When strangers ask me what I do, I often respond, "I am a storyteller and I help people to find and live their bigger and braver stories, and tell them really well."
-Robert Moss
Robert Moss describes himself as a dream teacher, on a path for which there has been no career track in our culture. He is the creator of Active Dreaming, an original synthesis of dreamwork and shamanism. Born in Australia, he survived three near-death experiences in childhood. He leads popular seminars all over the world, including a three-year training for teachers of Active Dreaming. A former lecturer in ancient history at the Australian National University, he is a best-selling novelist, journalist and independent scholar. He has published twelve books on dreaming, shamanism and imagination.

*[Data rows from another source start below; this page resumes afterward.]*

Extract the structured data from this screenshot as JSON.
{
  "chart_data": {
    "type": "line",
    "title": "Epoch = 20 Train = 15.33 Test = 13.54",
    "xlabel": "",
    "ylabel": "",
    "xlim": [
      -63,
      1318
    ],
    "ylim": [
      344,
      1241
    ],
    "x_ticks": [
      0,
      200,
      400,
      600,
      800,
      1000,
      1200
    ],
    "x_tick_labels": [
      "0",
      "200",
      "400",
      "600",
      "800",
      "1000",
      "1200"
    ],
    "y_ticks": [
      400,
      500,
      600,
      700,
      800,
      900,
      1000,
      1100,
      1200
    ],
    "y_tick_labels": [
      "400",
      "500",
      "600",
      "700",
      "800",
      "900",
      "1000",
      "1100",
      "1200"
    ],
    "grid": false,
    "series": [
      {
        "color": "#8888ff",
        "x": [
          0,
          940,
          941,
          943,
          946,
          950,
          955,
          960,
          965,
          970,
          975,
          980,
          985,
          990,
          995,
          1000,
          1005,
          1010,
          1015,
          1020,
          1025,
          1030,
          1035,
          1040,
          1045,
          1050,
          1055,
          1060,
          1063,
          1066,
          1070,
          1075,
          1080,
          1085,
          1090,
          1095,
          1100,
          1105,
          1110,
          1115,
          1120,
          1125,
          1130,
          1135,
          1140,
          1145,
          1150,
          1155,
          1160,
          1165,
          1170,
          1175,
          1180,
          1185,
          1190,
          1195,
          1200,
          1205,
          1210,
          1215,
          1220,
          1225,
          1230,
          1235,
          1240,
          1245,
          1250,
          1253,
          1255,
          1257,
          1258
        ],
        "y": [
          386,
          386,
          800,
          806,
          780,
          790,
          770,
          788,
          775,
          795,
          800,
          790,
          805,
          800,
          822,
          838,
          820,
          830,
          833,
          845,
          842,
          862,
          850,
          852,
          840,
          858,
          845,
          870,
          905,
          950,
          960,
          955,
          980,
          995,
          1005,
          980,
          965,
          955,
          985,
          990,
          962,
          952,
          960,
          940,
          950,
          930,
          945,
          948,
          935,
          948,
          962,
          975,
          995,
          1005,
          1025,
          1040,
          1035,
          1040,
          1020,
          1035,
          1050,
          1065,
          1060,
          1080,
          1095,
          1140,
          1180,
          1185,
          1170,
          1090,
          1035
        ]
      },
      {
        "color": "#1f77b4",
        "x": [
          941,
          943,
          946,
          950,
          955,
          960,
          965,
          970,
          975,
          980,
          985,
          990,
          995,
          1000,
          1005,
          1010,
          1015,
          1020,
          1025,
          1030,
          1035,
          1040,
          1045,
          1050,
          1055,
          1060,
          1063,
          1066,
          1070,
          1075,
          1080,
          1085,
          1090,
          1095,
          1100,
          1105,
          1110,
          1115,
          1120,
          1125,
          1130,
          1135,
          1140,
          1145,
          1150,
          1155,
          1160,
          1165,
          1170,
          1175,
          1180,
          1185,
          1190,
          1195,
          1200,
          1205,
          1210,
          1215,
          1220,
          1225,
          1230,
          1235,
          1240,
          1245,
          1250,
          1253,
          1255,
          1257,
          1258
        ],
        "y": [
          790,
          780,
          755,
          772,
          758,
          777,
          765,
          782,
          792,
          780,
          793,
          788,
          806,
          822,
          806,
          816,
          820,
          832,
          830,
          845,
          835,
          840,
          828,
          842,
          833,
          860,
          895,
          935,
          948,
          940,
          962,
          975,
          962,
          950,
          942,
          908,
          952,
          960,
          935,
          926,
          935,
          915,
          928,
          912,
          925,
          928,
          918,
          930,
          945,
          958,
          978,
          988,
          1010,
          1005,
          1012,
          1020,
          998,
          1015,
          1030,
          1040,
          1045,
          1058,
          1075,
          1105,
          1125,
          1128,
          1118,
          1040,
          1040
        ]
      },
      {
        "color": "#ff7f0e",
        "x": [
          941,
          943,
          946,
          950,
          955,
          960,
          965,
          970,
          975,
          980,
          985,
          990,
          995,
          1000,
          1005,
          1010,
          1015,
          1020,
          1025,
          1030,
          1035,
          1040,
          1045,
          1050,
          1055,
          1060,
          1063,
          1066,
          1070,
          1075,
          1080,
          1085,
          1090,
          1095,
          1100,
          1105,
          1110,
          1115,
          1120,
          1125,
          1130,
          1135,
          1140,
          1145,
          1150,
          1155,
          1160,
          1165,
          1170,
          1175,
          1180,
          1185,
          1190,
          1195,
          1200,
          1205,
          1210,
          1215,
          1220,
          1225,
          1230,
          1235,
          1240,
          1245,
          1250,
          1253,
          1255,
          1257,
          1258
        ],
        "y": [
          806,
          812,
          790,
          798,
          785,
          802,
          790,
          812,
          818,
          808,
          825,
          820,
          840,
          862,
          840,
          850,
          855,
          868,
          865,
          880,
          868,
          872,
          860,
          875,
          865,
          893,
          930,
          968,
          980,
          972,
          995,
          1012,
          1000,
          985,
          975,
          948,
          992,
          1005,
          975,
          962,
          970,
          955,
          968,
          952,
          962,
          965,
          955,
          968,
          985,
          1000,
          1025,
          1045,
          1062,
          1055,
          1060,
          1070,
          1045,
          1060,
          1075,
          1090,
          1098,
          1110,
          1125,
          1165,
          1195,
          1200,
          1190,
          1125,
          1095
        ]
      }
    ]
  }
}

He identifies the great watershed in his adult life as a sequence of visionary events that unfolded in 1987-1988, after he decided to leave the world of big cities and the fast-track life of a popular novelist and put down roots on a farm in the upper Hudson Valley of New York. Moss started dreaming in a language he did not know that proved to be an archaic form of the Mohawk language. Helped by native speakers to interpret his dreams, Moss came to believe that they had put him in touch with an ancient healer, an arendiwanen or "woman of power" and that they were calling him to a different life.
Out of these experiences he wrote a series of historical novels and developed the practice he calls Active Dreaming, an original synthesis of contemporary dreamwork and shamanic methods of journeying and healing. A central premise of Moss's approach is that dreaming isn't just what happens during sleep; dreaming is waking up to sources of guidance, healing and creativity beyond the reach of the everyday mind.